The Girl with the Dragon Tattoo

Review by © Jane Freebury

In our anti-heroic age, the girl with a dragon tattoo is a perfect heroine. She is the rank outsider, an asocial girl geek with sleek black hair, nose rings, platforms and attitude in spades. For those who get really close, an unpleasant surprise might be waiting – a writhing dragon down her spine. Even intimacy isn’t easy for Lisbeth Salander.

Getting her character right was the single most important thing for this movie adaptation. And it has succeeded. As she is played by Noomi Rapace, Salander is still far and away the most interesting thing about this epic thriller from Sweden, based on the first of the best-selling crime fiction ‘millennium trilogy’ that found a fit with the zeitgeist of the ‘noughties’.

There are big shoes to fill.

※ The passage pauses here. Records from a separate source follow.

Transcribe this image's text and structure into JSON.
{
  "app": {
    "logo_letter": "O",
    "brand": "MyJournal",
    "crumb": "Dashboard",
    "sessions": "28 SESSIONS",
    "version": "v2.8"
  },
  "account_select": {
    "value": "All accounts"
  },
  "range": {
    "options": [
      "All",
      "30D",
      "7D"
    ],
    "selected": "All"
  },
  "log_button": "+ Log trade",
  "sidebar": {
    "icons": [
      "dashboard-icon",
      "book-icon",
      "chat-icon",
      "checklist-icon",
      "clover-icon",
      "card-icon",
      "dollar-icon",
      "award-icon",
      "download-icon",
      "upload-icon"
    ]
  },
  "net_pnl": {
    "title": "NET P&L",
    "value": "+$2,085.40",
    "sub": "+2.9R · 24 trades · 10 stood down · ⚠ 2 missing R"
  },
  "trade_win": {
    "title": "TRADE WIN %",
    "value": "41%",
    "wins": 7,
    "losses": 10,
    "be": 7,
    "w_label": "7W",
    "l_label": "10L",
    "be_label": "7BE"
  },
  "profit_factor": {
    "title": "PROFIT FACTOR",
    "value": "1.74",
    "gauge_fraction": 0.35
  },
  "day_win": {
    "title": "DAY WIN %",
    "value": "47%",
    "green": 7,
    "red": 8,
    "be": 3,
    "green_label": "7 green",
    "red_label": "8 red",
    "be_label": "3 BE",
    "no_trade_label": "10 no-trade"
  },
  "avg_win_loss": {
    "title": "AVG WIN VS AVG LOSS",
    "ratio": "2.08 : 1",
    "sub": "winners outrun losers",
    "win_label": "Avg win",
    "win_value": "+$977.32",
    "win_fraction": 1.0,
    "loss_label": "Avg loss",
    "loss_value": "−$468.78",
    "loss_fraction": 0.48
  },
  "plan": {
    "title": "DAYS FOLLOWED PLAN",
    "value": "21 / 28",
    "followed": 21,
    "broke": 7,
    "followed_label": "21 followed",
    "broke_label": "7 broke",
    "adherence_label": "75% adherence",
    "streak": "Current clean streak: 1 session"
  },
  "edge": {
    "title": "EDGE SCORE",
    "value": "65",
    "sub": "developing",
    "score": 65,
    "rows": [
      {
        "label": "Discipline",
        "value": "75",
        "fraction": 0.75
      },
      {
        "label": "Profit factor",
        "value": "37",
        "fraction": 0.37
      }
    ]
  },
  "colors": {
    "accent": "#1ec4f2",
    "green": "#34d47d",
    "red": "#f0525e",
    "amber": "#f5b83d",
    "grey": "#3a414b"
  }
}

Everyone who has been into a book store lately will know how these thrillers have taken off. The fact that they were published posthumously after the author, Swedish investigative journalist Stieg Larsson, died suddenly at 50 has perhaps added a frisson to the significance of the material the books contain. But this is speculation.

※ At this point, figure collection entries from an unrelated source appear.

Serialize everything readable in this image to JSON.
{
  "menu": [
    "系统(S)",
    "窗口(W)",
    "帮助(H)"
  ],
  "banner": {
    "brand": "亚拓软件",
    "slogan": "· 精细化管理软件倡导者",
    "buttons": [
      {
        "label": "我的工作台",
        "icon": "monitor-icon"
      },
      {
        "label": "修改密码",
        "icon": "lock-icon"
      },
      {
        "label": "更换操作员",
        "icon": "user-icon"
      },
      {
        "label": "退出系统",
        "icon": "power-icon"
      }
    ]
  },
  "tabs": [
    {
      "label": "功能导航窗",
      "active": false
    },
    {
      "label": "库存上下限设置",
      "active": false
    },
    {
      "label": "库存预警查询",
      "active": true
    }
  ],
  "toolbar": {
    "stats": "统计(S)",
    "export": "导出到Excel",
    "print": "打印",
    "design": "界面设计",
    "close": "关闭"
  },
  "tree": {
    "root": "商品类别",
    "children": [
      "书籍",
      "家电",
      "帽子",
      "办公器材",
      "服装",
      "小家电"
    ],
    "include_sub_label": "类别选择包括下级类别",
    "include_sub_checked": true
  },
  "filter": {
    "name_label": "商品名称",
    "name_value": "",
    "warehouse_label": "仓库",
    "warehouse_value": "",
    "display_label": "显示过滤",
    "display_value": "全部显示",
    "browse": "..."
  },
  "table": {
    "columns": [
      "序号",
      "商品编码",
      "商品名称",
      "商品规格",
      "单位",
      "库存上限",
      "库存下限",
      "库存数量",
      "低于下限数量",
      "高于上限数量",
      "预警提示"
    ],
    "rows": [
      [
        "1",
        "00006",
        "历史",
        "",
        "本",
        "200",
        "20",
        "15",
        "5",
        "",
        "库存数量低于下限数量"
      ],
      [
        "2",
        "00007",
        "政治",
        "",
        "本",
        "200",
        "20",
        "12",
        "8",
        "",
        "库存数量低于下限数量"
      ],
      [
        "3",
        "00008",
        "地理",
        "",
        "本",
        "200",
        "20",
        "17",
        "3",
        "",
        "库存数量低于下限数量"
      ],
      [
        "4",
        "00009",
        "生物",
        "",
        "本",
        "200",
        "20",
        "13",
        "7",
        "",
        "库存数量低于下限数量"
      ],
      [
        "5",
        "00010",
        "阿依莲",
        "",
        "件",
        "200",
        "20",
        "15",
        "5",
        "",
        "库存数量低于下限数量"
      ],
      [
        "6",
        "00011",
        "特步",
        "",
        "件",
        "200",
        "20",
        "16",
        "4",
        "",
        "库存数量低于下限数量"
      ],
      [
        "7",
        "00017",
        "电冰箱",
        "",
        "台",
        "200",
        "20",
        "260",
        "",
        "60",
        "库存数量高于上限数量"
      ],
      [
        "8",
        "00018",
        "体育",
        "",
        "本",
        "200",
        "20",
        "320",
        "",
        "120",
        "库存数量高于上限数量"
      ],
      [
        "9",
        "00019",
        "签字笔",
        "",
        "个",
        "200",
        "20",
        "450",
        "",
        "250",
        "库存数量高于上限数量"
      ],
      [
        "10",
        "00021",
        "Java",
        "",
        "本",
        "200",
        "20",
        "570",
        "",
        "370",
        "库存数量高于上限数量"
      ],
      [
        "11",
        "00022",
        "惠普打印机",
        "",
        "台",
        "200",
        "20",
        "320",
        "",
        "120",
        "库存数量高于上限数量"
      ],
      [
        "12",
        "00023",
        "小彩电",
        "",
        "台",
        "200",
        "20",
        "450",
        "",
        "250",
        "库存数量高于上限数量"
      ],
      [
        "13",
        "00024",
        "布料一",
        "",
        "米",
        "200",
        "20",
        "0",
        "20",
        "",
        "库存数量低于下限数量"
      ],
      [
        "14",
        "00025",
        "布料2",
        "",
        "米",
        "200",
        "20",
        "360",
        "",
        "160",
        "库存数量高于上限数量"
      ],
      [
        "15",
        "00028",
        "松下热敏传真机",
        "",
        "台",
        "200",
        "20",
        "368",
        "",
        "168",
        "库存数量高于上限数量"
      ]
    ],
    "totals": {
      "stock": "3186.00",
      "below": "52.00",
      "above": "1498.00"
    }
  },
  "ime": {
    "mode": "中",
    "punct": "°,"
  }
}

A mild-mannered, scruffy middle-aged journalist Mikael Blomkvist (Michael Nyqvist from As It Is In Heaven, and Suddenly) is hired by a wealthy retired industrialist to solve the mystery of his niece’s disappearance 40 years ago. Foul play is suspected. Although Blomkvist prefers to crusade against corporate corruption, he finds the offer hard to refuse and he goes to live in forested seclusion among his client’s family members to investigate. Any number of the family members could be suspected of murdering a pretty teenager who was her childless uncle’s favourite.

Blomkvist is adequate for the task, but it’s not until he teams up with his neo-punk, kickboxing partner Salander that he begins to make some progress. Like old-style journos, she seems to live on coffee and cigarettes, but her kick-ass style and stunning computer hacker skills bring this 1970s style conspiracy thriller about an establishment rotten to the core right up to date.

When they stumble upon the trail of a serial killer, and the film doesn’t spare us from the details. This tends to tip things more towards horror than chilling, edge of your seat thrillers like Klute and Silence of the Lambs. Expect some confronting violence.

Curiously, the film has cleaned up Blomkvist’s sex life. It barely hints at his other affairs, and so it has to end differently than the book, which is a pity. But overall, it’s a fine, well honed adaptation that has picked out the key points of the book from a mass of detail. Expect to see next instalment The Girl Who Played with Fire anytime soon.

In a capsule: Although the movie strips a mass of detail from the book it’s a fine, well honed adaptation—with confronting violence intact. The character Salander is particularly well realised, and the backdrop has that familiar Swedish gloom that we expect and would miss if it wasn’t there.